Across the Equator!

W2N 'Where to Next?'
Rob 'Bee' Clark
Mon 12 Jan 2009 21:02
0:36.7S 13:44.2W
 

When everything’s going well; a steady 15 – 18 knot breeze blowing roughly from the right direction and I’ve remembered to charge the battery on the MP3 player, I can normally be found relaxing on the leeward cockpit seat facing aft amongst a pile of cushions. Generally, I’ve got a bottle of water within reach and almost certainly, I’ll be reading a book, struggling with a crossword puzzle or writing some instantly forgettable old toot hoping you’ll read it out of obligatory politeness. Well, after the last despairing message I posted to the blog, you might be surprised to know that today, all day, I’ve been enjoying one of those occasions when everything is under control, I’m pointing in roughly the right direction and I’m making a respectable speed.

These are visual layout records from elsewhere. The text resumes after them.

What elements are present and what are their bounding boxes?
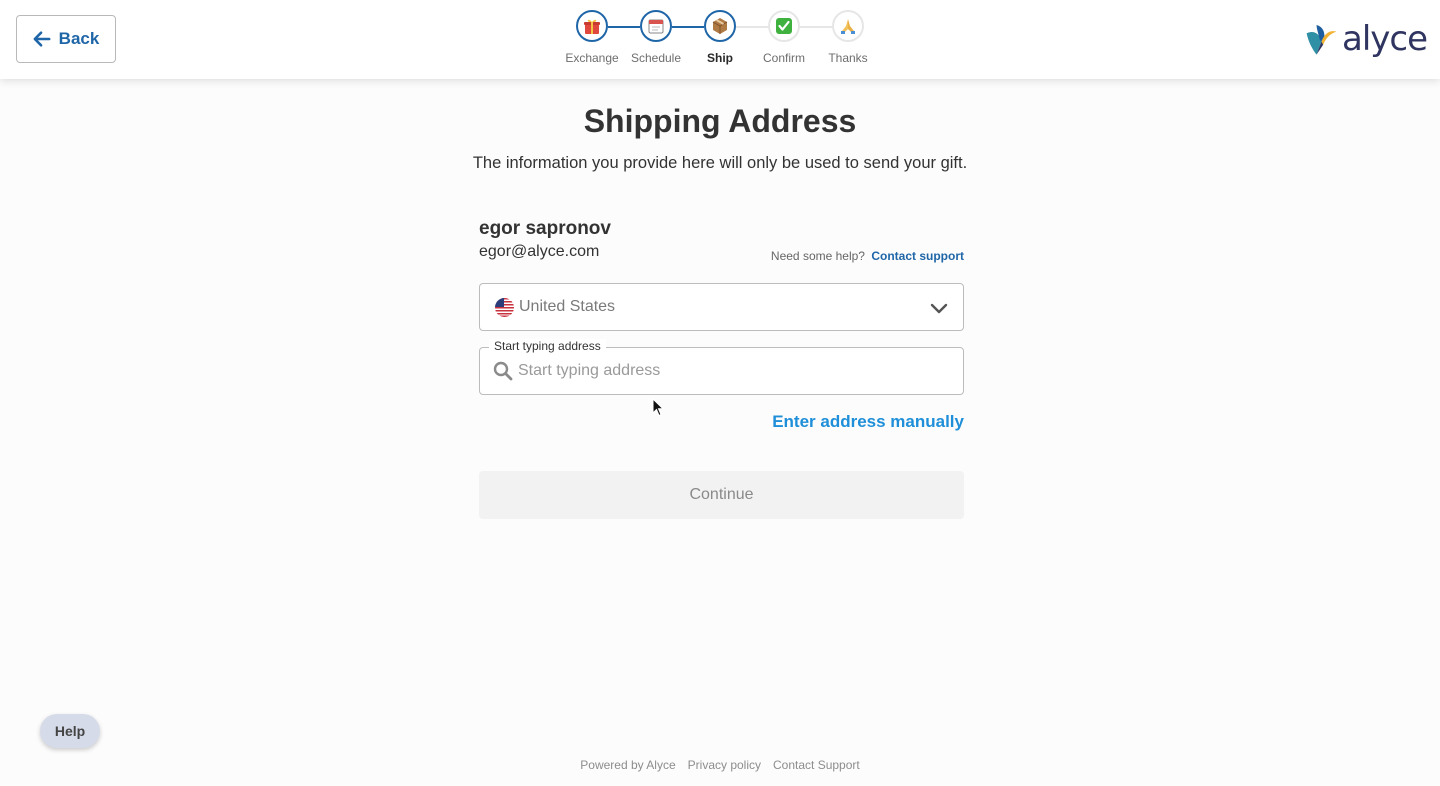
powered-by-link[interactable]: Powered by Alyce	[580, 758, 675, 772]
step-thanks-marker	[832, 10, 864, 42]
hummingbird-icon	[1306, 24, 1337, 55]
us-flag-icon	[495, 297, 514, 317]
step-thanks: Thanks	[813, 10, 883, 65]
help-button[interactable]: Help	[40, 714, 100, 748]
checkmark-icon	[776, 18, 792, 34]
address-search-field: Start typing address	[479, 339, 964, 395]
step-ship-marker	[704, 10, 736, 42]
step-confirm-marker	[768, 10, 800, 42]
footer: Powered by Alyce Privacy policy Contact …	[0, 758, 1440, 772]
address-field-label: Start typing address	[489, 339, 606, 353]
mouse-cursor-icon	[652, 398, 665, 417]
privacy-policy-link[interactable]: Privacy policy	[688, 758, 761, 772]
contact-support-link[interactable]: Contact support	[871, 249, 964, 263]
step-exchange: Exchange	[557, 10, 627, 65]
page-subtitle: The information you provide here will on…	[472, 154, 968, 172]
step-confirm: Confirm	[749, 10, 819, 65]
country-value: United States	[519, 298, 616, 315]
step-ship: Ship	[685, 10, 755, 65]
logo-wordmark: alyce	[1341, 19, 1428, 59]
gift-icon	[584, 19, 600, 34]
alyce-logo: alyce	[1305, 17, 1428, 61]
footer-contact-support-link[interactable]: Contact Support	[773, 758, 860, 772]
progress-stepper: Exchange Schedule Ship Confirm Thanks	[0, 0, 1440, 79]
help-prompt-text: Need some help?	[770, 249, 865, 263]
enter-address-manually-link[interactable]: Enter address manually	[772, 412, 964, 432]
page-title: Shipping Address	[583, 103, 857, 139]
calendar-icon	[648, 19, 664, 34]
recipient-name: egor sapronov	[479, 218, 611, 239]
package-icon	[712, 18, 728, 34]
continue-button[interactable]: Continue	[479, 471, 964, 519]
help-prompt: Need some help? Contact support	[771, 249, 964, 263]
step-schedule-label: Schedule	[630, 51, 682, 65]
recipient-email: egor@alyce.com	[479, 243, 600, 260]
step-confirm-label: Confirm	[762, 51, 805, 65]
praying-hands-icon	[841, 19, 855, 34]
address-search-input[interactable]	[518, 362, 938, 380]
step-exchange-label: Exchange	[565, 51, 619, 65]
step-ship-label: Ship	[707, 51, 733, 65]
step-thanks-label: Thanks	[828, 51, 868, 65]
chevron-down-icon	[930, 303, 948, 314]
search-icon	[493, 361, 513, 381]
step-schedule-marker	[640, 10, 672, 42]
country-select[interactable]: United States	[479, 283, 964, 331]
step-schedule: Schedule	[621, 10, 691, 65]
top-header: Back Exchange Schedule Ship Confirm Than…	[0, 0, 1440, 79]
step-exchange-marker	[576, 10, 608, 42]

In fact, today, as I write, next to the bottle of water lies an empty bottle of Veuve Hennerick Champagne but I’ll tell you about that in a bit…

 

At 1118hrs this morning, Canasta and I crossed ‘the line’ and sailed into the southern hemisphere – into the next chapter of my little adventure and into the illusive wind shift I’d been waiting for since, well, forever it seems. Thus another significant milestone in the W2N voyage has been notched up and marks a first for me and for Canasta.

 

It was a thoroughly unpleasant couple of days and sleepless nights typified by periods of about two or three hours without a breath of wind followed by the appearance of a towering black cumulonimbus cloud, squalls of up to 35 knots, huge wind shifts, torrential rain and lightning. Then, as quickly as each little weather system had arrived, it would move on to leave another desperately windless couple of hours before the next miserable ordeal started again. This went on all through Thursday night, all day Friday, Friday night and most of Saturday. By the afternoon though, it had settled down slightly although a few threatening clouds drifted by relatively harmlessly. My arms ached from the constant reefing, trimming, furling, winching and I’d had very little sleep in two nights. I’d not seen land for over a week and although the doldrums are most noted for their characteristic lack of wind, nothing could have prepared me for the severity of the squalls. On Sunday, mercifully, the squalls stopped completely although what little wind remained was still blowing from the southwest and not southeast as I’d hoped – as had been forecast. I motored all day through constant drizzle under a turbulent sky the colour of slate hoping that Monday, today, and the symbolic crossing of the equator would indulge me with better weather.

 

Well, no sooner had Neptune heard the cork pop from the bottle, he sensibly summoned blue skies, a token shift in the wind and promised a day of uninterrupted sailing to welcome me into the southern hemisphere. Knowing that to drink the entire bottle would have either disastrous or hilarious results to which only I would bear witness, I shook the bottle like a winning F1 driver or a returning hero and sprayed it liberally over the side for Neptune as, I believe, is customary. I savoured the last three or four mouthfuls though and thanked him with all sincerity for putting a stop to that ridiculous nonsense that I was watching sink below the horizon in my wake; the Inter Tropical Convergence Zone… the Doldrums.

 

Well, the sun has just set; my first southern hemisphere sunset in fact. Just as it was my first southern hemisphere Blue Dragon Thai Green Curry Soup for dinner! I’d been saving a Fray Bentos Steak and Kidney Pie for just such an occasion but I’m having to ration the cooking gas so I opted not to light the oven. Still, if you’ve never had a Blue Dragon soup, you really should try it! Anyway, back to the sailing… I’ve covered 1082Nm since leaving Gambia and I’ve another 445Nm left to go. At the moment, the wind is blowing steadily and I’m slipping along nicely at about 6 knots under a moonless but starry sky (albeit about 30 degrees off course!) Well, you can’t have everything can you!? I’m a bit worried about the prop. I’m using the engine now just to charge the batteries but when I was running the engine in gear all day on Sunday, I could here a strange noise from the gearbox area (directly above the saildrive). I’ve checked the gearbox oil and the engine oil so I can only think that perhaps one of the zinc anodes has worked loose on the prop shaft itself. Either that or there’s something tangled around it. I’ll obviously have to take a look at it when I get to Ascension Island but I’ll need to borrow some diving gear to do that. I’d jump overboard with a snorkel and flippers if the wind drops but I saw a shark in the water on Sunday so I’m in no hurry to go swimming just yet! So, with any luck, I’ll be able to sail the last four hundred miles or so without having to use the engine. At this rate, I should arrive on Friday morning which would be perfect but I’m still not able to make a direct course for the island so maybe it’ll take a little longer. Who knows?

 

That’s all from me then for now. So, from down here in this half of the world… more later.